The worries over the state of some eurozone economies has been behind the sinking of the euro itself. Sterling has hardly been robust but we
have made up ground over the single European currency. Holidays on the continent are beginning to look affordable again, even if our exporters
may find life a little tougher when it comes to selling into the European Union.

British gilts have taken something of a tumble in recent weeks. The flight to quality that characterised the aftermath of the Lehman collapse, along with the savage cutting of interest rates, led to a rise in Government bond prices and a restoration of the yield gap for the first time in
decades.

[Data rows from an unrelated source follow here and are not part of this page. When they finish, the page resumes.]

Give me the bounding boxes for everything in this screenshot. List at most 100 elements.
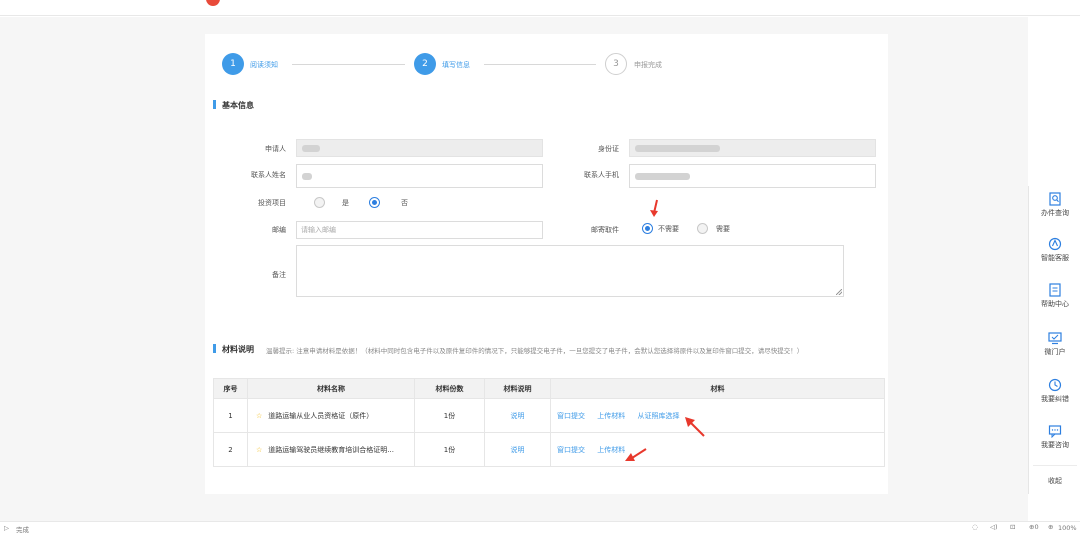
actions-cell: 窗口提交 上传材料 xyxy=(550,432,885,467)
step-connector xyxy=(484,64,596,65)
contact-phone-label: 联系人手机 xyxy=(584,171,619,179)
mail-label: 邮寄取件 xyxy=(591,226,619,234)
floating-service-panel: 办件查询 智能客服 帮助中心 微门户 我要纠错 我要咨询 收起 xyxy=(1028,186,1080,494)
table-row: 1 ☆ 道路运输从业人员资格证（原件） 1份 说明 窗口提交 上传材料 从证照库选… xyxy=(213,398,885,433)
side-item-query[interactable]: 办件查询 xyxy=(1029,192,1080,218)
applicant-field xyxy=(296,139,543,157)
side-item-consult[interactable]: 我要咨询 xyxy=(1029,424,1080,450)
window-submit-link[interactable]: 窗口提交 xyxy=(557,412,585,420)
id-card-label: 身份证 xyxy=(598,145,619,153)
material-name: 道路运输从业人员资格证（原件） xyxy=(268,411,374,420)
star-icon[interactable]: ☆ xyxy=(256,446,262,454)
window-submit-link[interactable]: 窗口提交 xyxy=(557,446,585,454)
zoom-level[interactable]: 100% xyxy=(1058,524,1077,532)
zoom-icon[interactable]: ⊕ xyxy=(1048,523,1053,531)
side-item-help[interactable]: 帮助中心 xyxy=(1029,283,1080,309)
material-name: 道路运输驾驶员继续教育培训合格证明... xyxy=(268,445,394,454)
mail-yes-radio[interactable] xyxy=(697,223,708,234)
side-item-label: 我要纠错 xyxy=(1041,395,1069,403)
actions-cell: 窗口提交 上传材料 从证照库选择 xyxy=(550,398,885,433)
postcode-input[interactable]: 请输入邮编 xyxy=(296,221,543,239)
robot-icon xyxy=(1048,237,1062,251)
side-item-label: 微门户 xyxy=(1044,348,1066,356)
section-marker xyxy=(213,100,216,109)
contact-phone-input[interactable] xyxy=(629,164,876,188)
side-item-correct[interactable]: 我要纠错 xyxy=(1029,378,1080,404)
material-name-cell: ☆ 道路运输从业人员资格证（原件） xyxy=(247,398,415,433)
redacted-value xyxy=(302,145,320,152)
side-item-label: 办件查询 xyxy=(1041,209,1069,217)
section-title-basic: 基本信息 xyxy=(222,101,254,110)
shield-icon[interactable]: ◌ xyxy=(972,523,978,531)
collapse-button[interactable]: 收起 xyxy=(1029,476,1080,486)
materials-tip: 温馨提示: 注意申请材料是依据！（材料中同时包含电子件以及原件复印件的情况下，只… xyxy=(266,347,804,355)
row-no: 2 xyxy=(213,432,248,467)
top-header xyxy=(0,0,1080,16)
invest-no-radio[interactable] xyxy=(369,197,380,208)
site-logo[interactable] xyxy=(206,0,220,6)
step-connector xyxy=(292,64,405,65)
step-1-circle: 1 xyxy=(222,53,244,75)
redacted-value xyxy=(302,173,312,180)
invest-no-label: 否 xyxy=(401,199,408,207)
material-count: 1份 xyxy=(414,432,485,467)
cert-library-link[interactable]: 从证照库选择 xyxy=(637,412,679,420)
step-3-label: 申报完成 xyxy=(634,61,662,69)
applicant-label: 申请人 xyxy=(265,145,286,153)
speaker-icon[interactable]: ◁) xyxy=(990,523,998,531)
materials-table: 序号 材料名称 材料份数 材料说明 材料 1 ☆ 道路运输从业人员资格证（原件） … xyxy=(213,378,885,467)
mail-no-label: 不需要 xyxy=(658,225,679,233)
contact-name-input[interactable] xyxy=(296,164,543,188)
table-row: 2 ☆ 道路运输驾驶员继续教育培训合格证明... 1份 说明 窗口提交 上传材料 xyxy=(213,432,885,467)
step-1-label: 阅读须知 xyxy=(250,61,278,69)
col-header: 材料份数 xyxy=(414,378,485,399)
play-icon: ▷ xyxy=(4,524,9,532)
annotation-arrow-icon xyxy=(650,199,658,217)
resize-handle[interactable] xyxy=(836,289,842,295)
side-item-label: 我要咨询 xyxy=(1041,441,1069,449)
contact-name-label: 联系人姓名 xyxy=(251,171,286,179)
invest-yes-label: 是 xyxy=(342,199,349,207)
material-name-cell: ☆ 道路运输驾驶员继续教育培训合格证明... xyxy=(247,432,415,467)
star-icon[interactable]: ☆ xyxy=(256,412,262,420)
annotation-arrow-icon xyxy=(625,448,647,461)
remark-textarea[interactable] xyxy=(296,245,844,297)
upload-material-link[interactable]: 上传材料 xyxy=(597,412,625,420)
desc-link[interactable]: 说明 xyxy=(511,412,525,420)
section-title-materials: 材料说明 xyxy=(222,345,254,354)
help-doc-icon xyxy=(1049,283,1061,297)
side-item-label: 智能客服 xyxy=(1041,254,1069,262)
col-header: 序号 xyxy=(213,378,248,399)
col-header: 材料 xyxy=(550,378,885,399)
side-item-portal[interactable]: 微门户 xyxy=(1029,331,1080,357)
invest-yes-radio[interactable] xyxy=(314,197,325,208)
desc-link-cell: 说明 xyxy=(484,432,551,467)
annotation-arrow-icon xyxy=(685,417,705,437)
section-marker xyxy=(213,344,216,353)
desc-link[interactable]: 说明 xyxy=(511,446,525,454)
postcode-label: 邮编 xyxy=(272,226,286,234)
side-item-service[interactable]: 智能客服 xyxy=(1029,237,1080,263)
step-3-circle: 3 xyxy=(605,53,627,75)
browser-status-bar: ▷ 完成 ◌ ◁) ⊡ ⊕0 ⊕ 100% xyxy=(0,521,1080,534)
monitor-icon xyxy=(1048,332,1062,345)
col-header: 材料名称 xyxy=(247,378,415,399)
side-item-label: 帮助中心 xyxy=(1041,300,1069,308)
material-count: 1份 xyxy=(414,398,485,433)
chat-icon xyxy=(1048,425,1062,438)
mail-no-radio[interactable] xyxy=(642,223,653,234)
mail-yes-label: 需要 xyxy=(716,225,730,233)
side-divider xyxy=(1033,465,1077,466)
redacted-value xyxy=(635,145,720,152)
step-2-circle: 2 xyxy=(414,53,436,75)
table-header-row: 序号 材料名称 材料份数 材料说明 材料 xyxy=(213,378,885,399)
lock-icon[interactable]: ⊡ xyxy=(1010,523,1015,531)
step-2-label: 填写信息 xyxy=(442,61,470,69)
invest-label: 投资项目 xyxy=(258,199,286,207)
desc-link-cell: 说明 xyxy=(484,398,551,433)
globe-icon[interactable]: ⊕0 xyxy=(1029,523,1039,531)
remark-label: 备注 xyxy=(272,271,286,279)
redacted-value xyxy=(635,173,690,180)
id-card-field xyxy=(629,139,876,157)
clock-icon xyxy=(1048,378,1062,392)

Gilts are back above equities in yield terms, partly because of the falls that have taken place but also as dividends have been cut
by companies seeking to bolster their balance sheets.

Even so, with yields of just 4 per cent on 10-year gilts, there is no cause for complacency. A downgrade in our debt rating or a rise in interest rates to head off inflation – not necessarily likely but not impossible either – would see gilt prices tumble further. In turn, this would make refinancing our debt that much more costly, adding to the pressures on the Government as it seeks to contain the situation.

For the time being, the case for investing in gilts looks pretty thin. Perhaps the suggestion that this market might explode is a little extreme
but when big bond managers like Pimco fight shy of buying our debt, perhaps the humble private investor should too. There will be plenty of investors forced to stay in this market – like pension funds, required to meet stringent asset/ liability matching criteria.